Barbalho Sandra Maria, Laurindo Lucas Fornari, de Oliveira Zanuso Bárbara, da Silva Rebeca Maria Siqueira, Gallerani Caglioni Lívia, Nunes Junqueira de Moraes Victor Bruno Fonseca, Fornari Laurindo Lívia, Dogani Rodrigues Victória, da Silva Camarinha Oliveira Jéssica, Beluce Maria Eduarda, Penteado Detregiachi Cláudia Rucco, Barbalho Lamas Caroline, Dos Santos Haber Jesselina Francisco, Cavallari Strozze Catharin Virgínia Maria, Quesada Karina, Tanaka Masaru, Valenti Vitor Engrácia
Department of Biochemistry and Pharmacology, School of Medicine, Universidade de Marília (UNIMAR), Marília 17525-902, São Paulo, Brazil.
Postgraduate Program in Structural and Functional Interactions in Rehabilitation, School of Medicine, Universidade de Marília (UNIMAR), Marília 17525-902, São Paulo, Brazil.
Int J Mol Sci. 2025 Jan 8;26(2):484. doi: 10.3390/ijms26020484.

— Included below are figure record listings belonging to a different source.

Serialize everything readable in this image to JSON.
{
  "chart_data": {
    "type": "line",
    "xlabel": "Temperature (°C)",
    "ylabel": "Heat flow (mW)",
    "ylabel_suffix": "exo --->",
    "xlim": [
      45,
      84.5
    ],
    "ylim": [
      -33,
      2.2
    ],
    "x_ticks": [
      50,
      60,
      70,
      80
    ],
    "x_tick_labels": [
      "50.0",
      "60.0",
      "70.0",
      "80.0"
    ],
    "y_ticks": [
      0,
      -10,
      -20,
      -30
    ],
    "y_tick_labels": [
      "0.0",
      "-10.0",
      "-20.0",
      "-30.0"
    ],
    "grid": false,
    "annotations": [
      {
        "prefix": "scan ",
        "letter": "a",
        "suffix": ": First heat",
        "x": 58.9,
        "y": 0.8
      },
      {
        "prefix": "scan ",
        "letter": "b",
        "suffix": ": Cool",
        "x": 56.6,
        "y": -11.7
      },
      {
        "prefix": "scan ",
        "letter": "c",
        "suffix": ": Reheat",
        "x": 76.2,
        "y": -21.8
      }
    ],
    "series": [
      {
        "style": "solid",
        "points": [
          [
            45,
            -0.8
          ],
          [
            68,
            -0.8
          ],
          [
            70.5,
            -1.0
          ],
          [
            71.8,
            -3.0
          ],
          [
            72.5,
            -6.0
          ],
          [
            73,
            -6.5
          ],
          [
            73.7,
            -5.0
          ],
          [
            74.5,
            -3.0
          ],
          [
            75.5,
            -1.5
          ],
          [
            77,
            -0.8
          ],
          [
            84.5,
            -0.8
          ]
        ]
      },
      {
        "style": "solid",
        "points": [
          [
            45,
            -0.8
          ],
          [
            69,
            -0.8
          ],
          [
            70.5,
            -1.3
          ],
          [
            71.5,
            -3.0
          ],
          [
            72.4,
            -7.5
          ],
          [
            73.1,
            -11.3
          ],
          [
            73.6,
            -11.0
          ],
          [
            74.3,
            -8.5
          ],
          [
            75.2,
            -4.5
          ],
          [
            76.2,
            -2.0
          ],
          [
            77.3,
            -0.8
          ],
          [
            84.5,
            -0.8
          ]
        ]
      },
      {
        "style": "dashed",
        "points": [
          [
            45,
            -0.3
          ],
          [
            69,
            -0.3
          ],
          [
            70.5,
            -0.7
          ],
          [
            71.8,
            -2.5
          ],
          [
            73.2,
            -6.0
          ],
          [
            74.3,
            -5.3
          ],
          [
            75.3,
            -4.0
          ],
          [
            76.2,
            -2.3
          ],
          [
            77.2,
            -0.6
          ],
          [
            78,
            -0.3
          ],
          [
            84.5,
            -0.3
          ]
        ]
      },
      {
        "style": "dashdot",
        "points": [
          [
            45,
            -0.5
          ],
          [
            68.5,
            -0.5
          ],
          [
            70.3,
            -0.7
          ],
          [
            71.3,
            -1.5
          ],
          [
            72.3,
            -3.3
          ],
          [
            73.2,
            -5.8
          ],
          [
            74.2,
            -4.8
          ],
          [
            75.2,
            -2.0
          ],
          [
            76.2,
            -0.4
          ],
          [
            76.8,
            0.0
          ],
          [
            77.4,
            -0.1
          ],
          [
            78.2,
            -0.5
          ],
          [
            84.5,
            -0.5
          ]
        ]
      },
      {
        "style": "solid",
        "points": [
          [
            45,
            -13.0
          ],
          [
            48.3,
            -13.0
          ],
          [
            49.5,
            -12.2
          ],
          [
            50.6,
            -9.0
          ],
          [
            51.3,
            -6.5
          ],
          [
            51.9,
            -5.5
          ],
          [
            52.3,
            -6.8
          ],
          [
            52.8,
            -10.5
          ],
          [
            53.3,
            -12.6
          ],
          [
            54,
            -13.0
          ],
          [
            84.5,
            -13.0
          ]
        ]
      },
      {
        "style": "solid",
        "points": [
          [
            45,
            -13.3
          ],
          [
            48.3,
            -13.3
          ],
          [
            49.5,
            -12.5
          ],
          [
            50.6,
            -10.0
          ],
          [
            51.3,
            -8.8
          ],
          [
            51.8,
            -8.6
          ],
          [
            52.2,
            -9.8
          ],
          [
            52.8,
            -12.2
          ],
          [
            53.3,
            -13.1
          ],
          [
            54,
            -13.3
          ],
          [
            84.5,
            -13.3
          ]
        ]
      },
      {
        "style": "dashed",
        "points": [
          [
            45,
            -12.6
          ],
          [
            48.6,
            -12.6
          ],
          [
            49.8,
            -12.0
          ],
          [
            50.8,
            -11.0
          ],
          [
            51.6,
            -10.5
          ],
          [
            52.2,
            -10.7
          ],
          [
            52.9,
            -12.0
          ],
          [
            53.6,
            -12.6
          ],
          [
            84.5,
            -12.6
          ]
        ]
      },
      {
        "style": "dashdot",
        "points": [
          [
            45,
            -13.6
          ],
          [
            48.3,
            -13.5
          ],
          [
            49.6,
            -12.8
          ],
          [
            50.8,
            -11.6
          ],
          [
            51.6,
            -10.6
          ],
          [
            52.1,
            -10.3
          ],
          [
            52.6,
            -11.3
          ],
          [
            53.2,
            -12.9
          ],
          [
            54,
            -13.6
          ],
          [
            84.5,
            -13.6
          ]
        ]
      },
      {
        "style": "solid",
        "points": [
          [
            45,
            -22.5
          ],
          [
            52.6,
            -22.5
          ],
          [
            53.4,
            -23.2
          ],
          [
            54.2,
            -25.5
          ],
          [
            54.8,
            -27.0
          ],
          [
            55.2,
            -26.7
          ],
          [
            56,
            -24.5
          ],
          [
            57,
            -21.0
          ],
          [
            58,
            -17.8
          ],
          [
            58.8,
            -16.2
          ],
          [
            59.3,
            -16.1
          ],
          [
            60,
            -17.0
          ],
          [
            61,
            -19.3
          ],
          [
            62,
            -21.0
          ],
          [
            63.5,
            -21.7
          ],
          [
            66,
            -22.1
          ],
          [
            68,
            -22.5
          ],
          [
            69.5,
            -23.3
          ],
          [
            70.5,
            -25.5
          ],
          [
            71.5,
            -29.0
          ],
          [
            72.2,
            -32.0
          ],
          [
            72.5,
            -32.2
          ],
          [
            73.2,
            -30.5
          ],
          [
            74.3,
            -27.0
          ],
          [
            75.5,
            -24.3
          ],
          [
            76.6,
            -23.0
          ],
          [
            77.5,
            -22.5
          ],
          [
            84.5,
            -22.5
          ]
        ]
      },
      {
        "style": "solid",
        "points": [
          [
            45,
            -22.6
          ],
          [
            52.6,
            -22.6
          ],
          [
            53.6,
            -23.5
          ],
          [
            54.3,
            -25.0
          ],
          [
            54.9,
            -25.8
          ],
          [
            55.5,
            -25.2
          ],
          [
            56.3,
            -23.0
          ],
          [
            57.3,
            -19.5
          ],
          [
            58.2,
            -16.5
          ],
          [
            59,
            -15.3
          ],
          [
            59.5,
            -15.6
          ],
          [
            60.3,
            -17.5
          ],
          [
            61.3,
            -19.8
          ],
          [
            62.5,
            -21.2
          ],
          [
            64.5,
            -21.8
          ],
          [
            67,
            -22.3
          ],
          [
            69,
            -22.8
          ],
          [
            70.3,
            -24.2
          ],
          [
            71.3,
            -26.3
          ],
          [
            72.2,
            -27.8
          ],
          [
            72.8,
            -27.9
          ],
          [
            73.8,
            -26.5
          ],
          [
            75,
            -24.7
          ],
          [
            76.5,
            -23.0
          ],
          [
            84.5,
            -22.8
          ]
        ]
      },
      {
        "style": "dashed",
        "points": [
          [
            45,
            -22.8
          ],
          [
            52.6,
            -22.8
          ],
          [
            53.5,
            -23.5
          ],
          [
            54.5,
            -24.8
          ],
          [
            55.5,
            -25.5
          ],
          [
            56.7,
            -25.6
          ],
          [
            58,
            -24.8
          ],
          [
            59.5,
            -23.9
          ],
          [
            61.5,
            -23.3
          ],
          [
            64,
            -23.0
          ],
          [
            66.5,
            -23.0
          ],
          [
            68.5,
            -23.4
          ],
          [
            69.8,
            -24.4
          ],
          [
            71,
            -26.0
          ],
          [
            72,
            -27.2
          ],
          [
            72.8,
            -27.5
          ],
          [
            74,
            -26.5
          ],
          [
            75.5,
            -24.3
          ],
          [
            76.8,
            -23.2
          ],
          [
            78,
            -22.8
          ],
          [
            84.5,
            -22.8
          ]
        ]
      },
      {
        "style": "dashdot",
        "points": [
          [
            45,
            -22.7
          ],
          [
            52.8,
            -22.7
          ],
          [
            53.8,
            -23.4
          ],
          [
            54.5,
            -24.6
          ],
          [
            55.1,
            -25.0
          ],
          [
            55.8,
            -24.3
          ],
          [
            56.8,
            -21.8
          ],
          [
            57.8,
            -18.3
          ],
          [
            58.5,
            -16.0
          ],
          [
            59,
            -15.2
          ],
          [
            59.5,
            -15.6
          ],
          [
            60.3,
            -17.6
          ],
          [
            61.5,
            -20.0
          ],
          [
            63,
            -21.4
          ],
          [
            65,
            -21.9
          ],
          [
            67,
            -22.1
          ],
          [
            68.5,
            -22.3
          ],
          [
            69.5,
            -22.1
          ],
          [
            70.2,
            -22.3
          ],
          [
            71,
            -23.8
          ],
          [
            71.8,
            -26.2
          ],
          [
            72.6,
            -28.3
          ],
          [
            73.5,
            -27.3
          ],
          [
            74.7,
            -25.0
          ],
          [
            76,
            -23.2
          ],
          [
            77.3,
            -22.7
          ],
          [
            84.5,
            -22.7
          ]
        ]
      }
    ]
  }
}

Alzheimer's disease (AD) remains a leading cause of cognitive decline and mortality worldwide, characterized by neurodegeneration, synaptic deficiencies, and neuroinflammation. Despite advancements in early detection, diagnosis, and treatment, AD presents substantial challenges due to its complex pathology, heterogeneity, and the limited efficacy of current therapies. Consequently, there is a pressing need for novel therapeutic agents to target the multifaceted aspects of AD pathology, enhance current treatments, and minimize adverse effects. AdipoRon, an adiponectin receptor agonist, has garnered interest for its potential neuroprotective effects, including reducing neuroinflammation, improving mitochondrial function, and mitigating tau hyperphosphorylation. This review aimed to evaluate the effects of AdipoRon-based adiponectin replacement therapy against AD, using a comprehensive approach grounded in the PICO framework-Population, Intervention, Comparison, and Outcomes. A total of six studies were reviewed, including in vitro and in vivo investigations examining AdipoRon's impact on various AD models. These studies involved different cell lines and transgenic mouse models, assessing various outcomes such as cognitive function, neuroinflammation, tau phosphorylation, synaptic deficiencies, and relevant molecular pathways. By synthesizing data from these studies, our review thoroughly explains AdipoRon's neuroprotective effects, mechanisms of action, and potential as a therapeutic agent for AD. This analysis aims to highlight the current state of knowledge, identify gaps in the research, and suggest directions for future studies and clinical applications.
阿尔茨海默病(AD)仍然是全球认知功能衰退和死亡的主要原因,其特征为神经退行性变、突触缺陷和神经炎症。尽管在早期检测、诊断和治疗方面取得了进展,但由于其复杂的病理学、异质性以及当前疗法疗效有限,AD仍然面临重大挑战。因此,迫切需要新型治疗药物来针对AD病理学的多方面因素,增强现有治疗效果,并尽量减少不良反应。脂联素受体激动剂AdipoRon因其潜在的神经保护作用而受到关注,包括减轻神经炎症、改善线粒体功能以及减轻tau蛋白过度磷酸化。本综述旨在采用基于PICO框架(人群、干预措施、对照和结局)的综合方法,评估基于AdipoRon的脂联素替代疗法对AD的影响。共综述了六项研究,包括体外和体内研究,考察AdipoRon对各种AD模型的影响。这些研究涉及不同的细胞系和转基因小鼠模型,评估了各种结局,如认知功能、神经炎症、tau蛋白磷酸化、突触缺陷以及相关分子途径。通过综合这些研究的数据,我们的综述全面解释了AdipoRon的神经保护作用、作用机制以及作为AD治疗药物的潜力。本分析旨在突出当前的知识状态,识别研究中的差距,并为未来的研究和临床应用提出方向。